The U.S. Securities and Exchange Commission (SEC) has approved YLDS, the first stablecoin registered as a security. Developed by Figure Markets, YLDS offers users a stablecoin that accrues daily interest and operates within a fully regulated framework.
Features of YLDS
Unlike popular stablecoins such as USDT and USDC, which operate in regulatory uncertainty, YLDS is officially registered as a security with the SEC. This classification aligns it with stocks and bonds, ensuring compliance with U.S. financial regulations. YLDS offers:
- Daily interest accrual at SOFR (Secured Overnight Financing Rate) minus 0.50%, similar to prime money market funds. - Peer-to-peer transfers without intermediaries. - 24/7 trading and redemption in USD and other stablecoins with fiat off-ramps during U.S. banking hours. - Self-custody, allowing users to control their YLDS tokens without reliance on third-party custodians.
Unlike algorithmic or crypto-backed stablecoins, YLDS is backed by the same assets held by prime money market funds. This ensures stability and reliability while offering a yield that mirrors traditional financial instruments. Interest earned from YLDS is paid monthly in USD or additional YLDS tokens, giving users flexibility in managing their assets.
Shift in Stablecoin Regulation
Figure Markets CEO Mike Cagney called YLDS a “transformative play” in the financial sector. According to Cagney, YLDS could reshape cross-border payments, exchange collateral, and traditional payment networks, further accelerating the integration of TradFi and blockchain. YLDS is part of Figure Markets’ broader push into tokenized real-world assets. Per reports, the company, alongside Figure Technology Solutions, has facilitated over $41 billion in RWA transactions on the Provenance Blockchain, with $13 billion in total locked value (TVL). By integrating stablecoins with financial markets, Figure aims to drive mainstream adoption of blockchain-based financial products. The SEC’s approval process for YLDS began over a year ago, signaling a potential shift in stablecoin regulations. As stablecoins grow in popularity—now worth over $225 billion, according to DeFiLlama—regulatory clarity becomes increasingly important.
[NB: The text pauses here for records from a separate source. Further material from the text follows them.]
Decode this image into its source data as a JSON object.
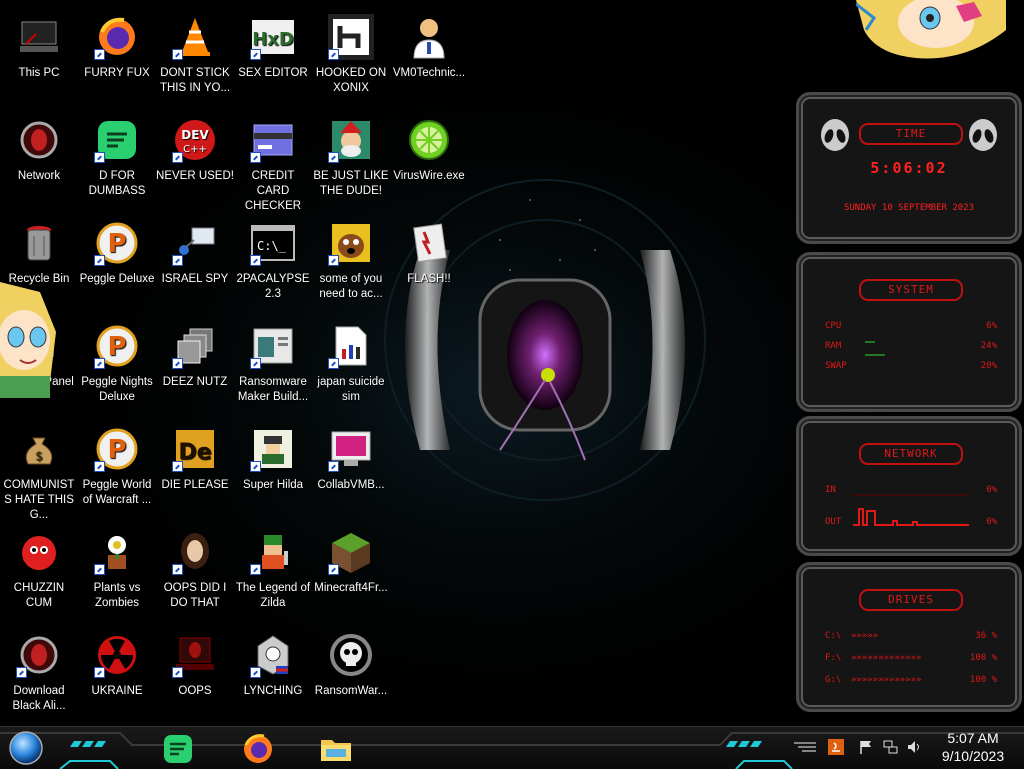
{
  "desktop_icons": [
    {
      "label": "This PC",
      "icon": "computer-icon",
      "shortcut": false
    },
    {
      "label": "FURRY FUX",
      "icon": "firefox-icon",
      "shortcut": true
    },
    {
      "label": "DONT STICK THIS IN YO...",
      "icon": "vlc-cone-icon",
      "shortcut": true
    },
    {
      "label": "SEX EDITOR",
      "icon": "hxd-editor-icon",
      "shortcut": true
    },
    {
      "label": "HOOKED ON XONIX",
      "icon": "xonix-icon",
      "shortcut": true
    },
    {
      "label": "VM0Technic...",
      "icon": "doctor-icon",
      "shortcut": false
    },
    {
      "label": "Network",
      "icon": "network-alien-icon",
      "shortcut": false
    },
    {
      "label": "D FOR DUMBASS",
      "icon": "spotify-green-icon",
      "shortcut": true
    },
    {
      "label": "NEVER USED!",
      "icon": "devcpp-icon",
      "shortcut": true
    },
    {
      "label": "CREDIT CARD CHECKER",
      "icon": "card-window-icon",
      "shortcut": true
    },
    {
      "label": "BE JUST LIKE THE DUDE!",
      "icon": "elf-icon",
      "shortcut": true
    },
    {
      "label": "VirusWire.exe",
      "icon": "lime-icon",
      "shortcut": false
    },
    {
      "label": "Recycle Bin",
      "icon": "recycle-bin-icon",
      "shortcut": false
    },
    {
      "label": "Peggle Deluxe",
      "icon": "peggle-icon",
      "shortcut": true
    },
    {
      "label": "ISRAEL SPY",
      "icon": "spy-network-icon",
      "shortcut": true
    },
    {
      "label": "2PACALYPSE 2.3",
      "icon": "terminal-icon",
      "shortcut": true
    },
    {
      "label": "some of you need to ac...",
      "icon": "dog-icon",
      "shortcut": true
    },
    {
      "label": "FLASH!!",
      "icon": "flash-icon",
      "shortcut": false
    },
    {
      "label": "Control Panel",
      "icon": "control-panel-icon",
      "shortcut": false
    },
    {
      "label": "Peggle Nights Deluxe",
      "icon": "peggle-icon",
      "shortcut": true
    },
    {
      "label": "DEEZ NUTZ",
      "icon": "stack-windows-icon",
      "shortcut": true
    },
    {
      "label": "Ransomware Maker Build...",
      "icon": "builder-window-icon",
      "shortcut": true
    },
    {
      "label": "japan suicide sim",
      "icon": "document-icon",
      "shortcut": true
    },
    {
      "label": "COMMUNISTS HATE THIS G...",
      "icon": "money-bag-icon",
      "shortcut": false
    },
    {
      "label": "Peggle World of Warcraft ...",
      "icon": "peggle-icon",
      "shortcut": true
    },
    {
      "label": "DIE PLEASE",
      "icon": "de-icon",
      "shortcut": true
    },
    {
      "label": "Super Hilda",
      "icon": "pixel-hilda-icon",
      "shortcut": true
    },
    {
      "label": "CollabVMB...",
      "icon": "collab-vm-icon",
      "shortcut": true
    },
    {
      "label": "CHUZZIN CUM",
      "icon": "chuzzle-icon",
      "shortcut": false
    },
    {
      "label": "Plants vs Zombies",
      "icon": "plant-icon",
      "shortcut": true
    },
    {
      "label": "OOPS DID I DO THAT",
      "icon": "portrait-icon",
      "shortcut": true
    },
    {
      "label": "The Legend of Zilda",
      "icon": "zilda-icon",
      "shortcut": true
    },
    {
      "label": "Minecraft4Fr...",
      "icon": "grass-block-icon",
      "shortcut": true
    },
    {
      "label": "Download Black Ali...",
      "icon": "network-alien-icon",
      "shortcut": true
    },
    {
      "label": "UKRAINE",
      "icon": "radiation-icon",
      "shortcut": true
    },
    {
      "label": "OOPS",
      "icon": "alien-laptop-icon",
      "shortcut": true
    },
    {
      "label": "LYNCHING",
      "icon": "lynch-icon",
      "shortcut": true
    },
    {
      "label": "RansomWar...",
      "icon": "skull-icon",
      "shortcut": false
    }
  ],
  "widgets": {
    "time": {
      "title": "TIME",
      "clock": "5:06:02",
      "date": "SUNDAY 10 SEPTEMBER 2023"
    },
    "system": {
      "title": "SYSTEM",
      "rows": [
        {
          "key": "CPU",
          "value": "6%"
        },
        {
          "key": "RAM",
          "value": "24%"
        },
        {
          "key": "SWAP",
          "value": "20%"
        }
      ]
    },
    "network": {
      "title": "NETWORK",
      "rows": [
        {
          "key": "IN",
          "value": "0%"
        },
        {
          "key": "OUT",
          "value": "0%"
        }
      ]
    },
    "drives": {
      "title": "DRIVES",
      "rows": [
        {
          "key": "C:\\",
          "value": "36 %"
        },
        {
          "key": "F:\\",
          "value": "100 %"
        },
        {
          "key": "G:\\",
          "value": "100 %"
        }
      ]
    }
  },
  "taskbar": {
    "start": "start-orb-icon",
    "pinned": [
      "spotify-icon",
      "firefox-icon",
      "file-explorer-icon"
    ],
    "tray": [
      "show-hidden-icon",
      "java-update-icon",
      "flag-icon",
      "network-tray-icon",
      "volume-icon"
    ],
    "time": "5:07 AM",
    "date": "9/10/2023"
  },
  "colors": {
    "accent_red": "#e01818",
    "panel_bg": "#151515",
    "taskbar_bg": "#111111"
  }
}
The Future of Regulated Stablecoins
With the SEC’s approval of YLDS, experts anticipate that more yield-bearing stablecoins could emerge under similar frameworks. However, regulatory approvals may take six to twelve months for new entrants. Meanwhile, U.S. policymakers are paying closer attention to stablecoins. The Trump administration’s recent executive order on digital assets highlighted stablecoin growth, while Congress continues working on a formal regulatory framework. Major institutions like PayPal, BitGo, and Ripple have also expanded into stablecoins, signaling further institutional adoption of blockchain-based financial instruments.
The approval of YLDS by the SEC marks a significant milestone in the development of interest-bearing stablecoins registered as securities. This paves the way for new blockchain-based financial instruments that could transform the traditional financial sector and accelerate its integration with new technologies.